Amerie Jo’s family described her as a “sassy little diva”. Her father, Alfred Garza, criticized inaction on gun safety laws, which allowed an 18-year-old local man legally to buy assault rifles and hundreds of rounds of ammunition that he used to perpetrate the killings last week.
“We should have more restrictions, especially if these kids [the gunmen] are not in their right state of mind and all they want to do is just hurt people, especially innocent children going to school,” Garza said.
As well as demands for gun safety, agonized questions continue to pile up over why local armed police waited for more than an hour outside the classroom where the teenage gunman was killing so many, seemingly violating state policy.
Garza said his daughter had received a cellphone for her birthday and used it to dial the 911 emergency number as the shooting unfolded in her classroom. But the series of calls made by children and adults at the school were in vain.
The US Department of Justice is now going to review the police response. Federal agents from border patrol entered the classroom and shot dead the gunman, Salvador Ramos, an estimated 80 minutes after he entered the school and locked himself inside with his victims.
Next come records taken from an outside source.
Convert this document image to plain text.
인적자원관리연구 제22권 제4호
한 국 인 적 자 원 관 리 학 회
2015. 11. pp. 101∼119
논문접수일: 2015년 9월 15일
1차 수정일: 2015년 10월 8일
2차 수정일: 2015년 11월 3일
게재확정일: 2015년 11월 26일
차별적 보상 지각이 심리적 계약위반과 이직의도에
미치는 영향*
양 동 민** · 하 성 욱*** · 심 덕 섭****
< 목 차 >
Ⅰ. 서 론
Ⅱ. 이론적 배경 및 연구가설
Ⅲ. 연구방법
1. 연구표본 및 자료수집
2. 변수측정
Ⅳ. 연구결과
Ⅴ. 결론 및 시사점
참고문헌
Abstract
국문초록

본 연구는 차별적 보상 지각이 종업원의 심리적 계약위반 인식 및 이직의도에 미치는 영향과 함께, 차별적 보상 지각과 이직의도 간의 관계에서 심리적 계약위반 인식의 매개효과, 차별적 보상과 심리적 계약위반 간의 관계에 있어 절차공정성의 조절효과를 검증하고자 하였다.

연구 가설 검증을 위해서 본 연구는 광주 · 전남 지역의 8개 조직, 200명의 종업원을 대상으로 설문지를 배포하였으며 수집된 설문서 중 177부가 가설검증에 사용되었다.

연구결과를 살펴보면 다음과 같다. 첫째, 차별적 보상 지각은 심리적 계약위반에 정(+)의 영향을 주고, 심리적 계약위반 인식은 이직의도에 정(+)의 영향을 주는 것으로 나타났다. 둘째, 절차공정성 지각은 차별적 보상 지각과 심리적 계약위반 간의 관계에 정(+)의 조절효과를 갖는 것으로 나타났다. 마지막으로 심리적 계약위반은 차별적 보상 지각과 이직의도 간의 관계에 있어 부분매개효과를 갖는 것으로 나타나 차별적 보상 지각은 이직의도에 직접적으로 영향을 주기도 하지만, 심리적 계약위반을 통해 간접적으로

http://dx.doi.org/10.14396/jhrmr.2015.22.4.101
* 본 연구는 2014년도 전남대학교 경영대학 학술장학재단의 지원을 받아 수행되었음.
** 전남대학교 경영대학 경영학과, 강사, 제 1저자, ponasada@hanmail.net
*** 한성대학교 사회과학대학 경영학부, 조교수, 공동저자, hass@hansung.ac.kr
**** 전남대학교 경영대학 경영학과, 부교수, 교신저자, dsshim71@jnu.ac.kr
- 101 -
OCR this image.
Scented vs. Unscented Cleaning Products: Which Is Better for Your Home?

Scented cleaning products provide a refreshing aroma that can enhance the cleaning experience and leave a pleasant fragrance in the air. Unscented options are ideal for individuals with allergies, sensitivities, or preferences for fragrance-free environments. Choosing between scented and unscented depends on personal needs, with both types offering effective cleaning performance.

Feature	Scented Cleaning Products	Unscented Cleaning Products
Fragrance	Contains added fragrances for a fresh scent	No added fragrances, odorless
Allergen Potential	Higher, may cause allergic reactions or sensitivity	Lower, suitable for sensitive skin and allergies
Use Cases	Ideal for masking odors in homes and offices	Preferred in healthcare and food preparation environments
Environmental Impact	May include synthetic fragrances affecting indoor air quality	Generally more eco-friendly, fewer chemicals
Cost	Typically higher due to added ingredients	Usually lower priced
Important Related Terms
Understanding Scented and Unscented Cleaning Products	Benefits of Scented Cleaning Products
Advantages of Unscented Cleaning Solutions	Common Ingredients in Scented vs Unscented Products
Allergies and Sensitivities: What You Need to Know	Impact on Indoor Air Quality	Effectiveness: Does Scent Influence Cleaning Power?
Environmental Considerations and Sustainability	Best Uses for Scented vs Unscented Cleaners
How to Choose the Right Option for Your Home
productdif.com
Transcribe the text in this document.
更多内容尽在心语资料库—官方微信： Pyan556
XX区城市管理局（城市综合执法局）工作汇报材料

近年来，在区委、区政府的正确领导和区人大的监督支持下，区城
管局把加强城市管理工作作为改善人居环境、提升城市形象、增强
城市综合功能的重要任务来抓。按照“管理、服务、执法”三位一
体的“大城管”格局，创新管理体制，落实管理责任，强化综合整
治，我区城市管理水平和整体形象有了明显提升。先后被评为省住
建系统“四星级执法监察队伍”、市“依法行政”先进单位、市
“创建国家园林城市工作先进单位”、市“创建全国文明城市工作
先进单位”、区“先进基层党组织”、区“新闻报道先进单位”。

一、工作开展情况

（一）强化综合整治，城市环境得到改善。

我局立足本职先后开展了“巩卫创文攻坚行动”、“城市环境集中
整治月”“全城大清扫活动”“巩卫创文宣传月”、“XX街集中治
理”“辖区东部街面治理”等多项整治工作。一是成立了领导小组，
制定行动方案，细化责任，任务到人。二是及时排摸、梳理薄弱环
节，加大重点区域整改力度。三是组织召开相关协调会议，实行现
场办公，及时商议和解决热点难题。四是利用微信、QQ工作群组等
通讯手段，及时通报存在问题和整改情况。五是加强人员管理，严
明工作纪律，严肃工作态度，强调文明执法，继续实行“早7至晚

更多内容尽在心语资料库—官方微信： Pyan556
Parent Javier Cazares had raced to Robb elementary, his daughter’s school, when he heard there was a shooting, leaving his truck running with the door open as he ran into the school yard. He is a gun owner but, in his rush in the emergency, he didn’t have it with him.
He recounted how he spent the next 35 to 45 excruciating minutes scanning the children fleeing school for his nine-year-old “firecracker” daughter Jacklyn.
All the while, he yearned to run in himself – and grew increasingly agitated, along with other parents, that the police weren’t doing more to stop the gunman.
“A lot of us were arguing with the police, ‘You all need to go in there. You all need to do your jobs,”’ said Cazares, an Army veteran. “We were ready to go to work and rush in.”
Uvalde is a predominantly Latino community that sits among vegetable fields halfway between San Antonio and the US-Mexico border.
The tragedy represents the deadliest school shooting since Sandy Hook, Connecticut, in December, 2012, when 26 people were killed at the elementary school.